Here is the 27-page decision. It says, “Because Plaintiffs have no standing and because antitrust laws govern commercial markets and not political activity, those claims fail as a matter of well-established law.”

The decision names thirteen presidential candidates who have run (outside the major parties) since the Commission on Presidential Debates has existed, who were on the ballot in states with a majority of the electoral vote, and who received less than 1%. The purpose of this information, which is in footnote three, is to show that just because a candidate gets on the ballot in states with a majority of the electoral vote, that does not mean such a candidate has much popular support. However, footnote three, based on the judge’s own research (or the research of her clerks), has factual errors. The judge relied on election returns published by the FEC, but the FEC returns do not say which candidates were on in states with a majority of electoral college votes, and the opinion’s list of candidates is erroneous.

(1) the footnote says Virgil Goode in 2012 was on ballots in states with a majority of the electoral college, but he was not; he was on in states with 257 electoral votes and 270 is a majority. (2) the footnote says that Ron Paul was on the ballot in states with a majority of the electoral vote in both 1998 and 2008, but Paul was only on in two states in 2008, and 1998 was not even a presidential election year. (3) the footnote omits Ralph Nader, even though in 2004 he received less than 1% and he was on the ballot in states containing a majority of the electoral vote (he was on in states with 278 electoral votes). (4) the footnote misspells Harry Browne’s name as “Harry Brown.” (5) the footnote misspells Howard Phillips’s name as “Howard Philips.”
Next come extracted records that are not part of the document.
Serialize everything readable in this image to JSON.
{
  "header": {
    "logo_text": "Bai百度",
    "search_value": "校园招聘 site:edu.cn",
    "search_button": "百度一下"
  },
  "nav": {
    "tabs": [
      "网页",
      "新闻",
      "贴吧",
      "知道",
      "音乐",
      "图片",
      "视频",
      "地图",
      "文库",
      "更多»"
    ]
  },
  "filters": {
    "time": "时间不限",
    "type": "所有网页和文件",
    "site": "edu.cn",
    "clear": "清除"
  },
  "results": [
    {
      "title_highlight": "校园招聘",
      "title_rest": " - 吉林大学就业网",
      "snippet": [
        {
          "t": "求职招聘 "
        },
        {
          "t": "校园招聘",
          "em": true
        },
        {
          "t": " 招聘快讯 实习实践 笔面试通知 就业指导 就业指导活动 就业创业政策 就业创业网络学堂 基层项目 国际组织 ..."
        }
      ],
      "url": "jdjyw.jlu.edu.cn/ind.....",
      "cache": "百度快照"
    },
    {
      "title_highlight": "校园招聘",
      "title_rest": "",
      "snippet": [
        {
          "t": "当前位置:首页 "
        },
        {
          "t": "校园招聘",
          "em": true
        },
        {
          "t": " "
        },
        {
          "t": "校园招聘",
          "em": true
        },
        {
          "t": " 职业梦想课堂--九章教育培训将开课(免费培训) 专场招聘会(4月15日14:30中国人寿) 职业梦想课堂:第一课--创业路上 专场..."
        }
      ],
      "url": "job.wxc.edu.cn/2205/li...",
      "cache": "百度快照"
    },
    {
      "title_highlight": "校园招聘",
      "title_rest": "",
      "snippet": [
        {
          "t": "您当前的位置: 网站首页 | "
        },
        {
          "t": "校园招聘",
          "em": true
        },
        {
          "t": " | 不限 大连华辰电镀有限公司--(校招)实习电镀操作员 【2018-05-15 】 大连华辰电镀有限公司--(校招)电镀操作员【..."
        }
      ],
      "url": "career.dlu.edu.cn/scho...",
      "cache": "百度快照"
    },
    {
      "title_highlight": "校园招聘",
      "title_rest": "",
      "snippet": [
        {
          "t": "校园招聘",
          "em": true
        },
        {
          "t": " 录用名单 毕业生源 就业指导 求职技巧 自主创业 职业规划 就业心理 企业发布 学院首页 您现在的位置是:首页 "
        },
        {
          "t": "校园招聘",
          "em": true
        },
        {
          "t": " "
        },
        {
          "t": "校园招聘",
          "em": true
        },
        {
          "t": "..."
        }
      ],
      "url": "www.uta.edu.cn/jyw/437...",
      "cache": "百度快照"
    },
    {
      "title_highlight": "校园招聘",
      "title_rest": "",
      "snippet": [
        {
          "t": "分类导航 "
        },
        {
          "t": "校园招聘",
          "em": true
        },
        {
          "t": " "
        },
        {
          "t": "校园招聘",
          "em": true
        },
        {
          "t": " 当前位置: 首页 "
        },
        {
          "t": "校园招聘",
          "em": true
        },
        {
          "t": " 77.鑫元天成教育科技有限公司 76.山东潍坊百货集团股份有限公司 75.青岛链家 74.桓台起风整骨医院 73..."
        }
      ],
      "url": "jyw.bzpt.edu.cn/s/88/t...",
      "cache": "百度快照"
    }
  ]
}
Another factual error in the decision is on page 21. The decision says Ralph Forbes, an independent candidate for U.S. Senate, lost a case over debates in the U.S. Supreme Court in 1998. Actually Forbes was a candidate for U.S. House. Thanks to Rick Hasen for the decision.

FiveThirtyEight.Com Makes a Rare Mention of a Presidential Candidate Other than the Democratic and Republican Nominees

FiveThirtyEight.com, a popular web page devoted to predictions about future election results, recently mentioned a presidential candidate other than the Republican and Democratic nominees. This page suggests that Gary Johnson will get 6.6% of the popular vote, and a very slight chance of receiving an electoral vote.

Mickey Kaus Calls on Wisconsin Democrats in First U.S. House District to Choose a Republican Primary Ballot

Mickey Kaus here calls on Wisconsin Democrats who live in U.S. House District One to choose a Republican primary ballot, instead of a Democratic primary ballot, at the August 9 primary. The reason Kaus advocates this idea is so those Democrats can vote against Speaker Paul Ryan, who does have an opponent in the Republican primary.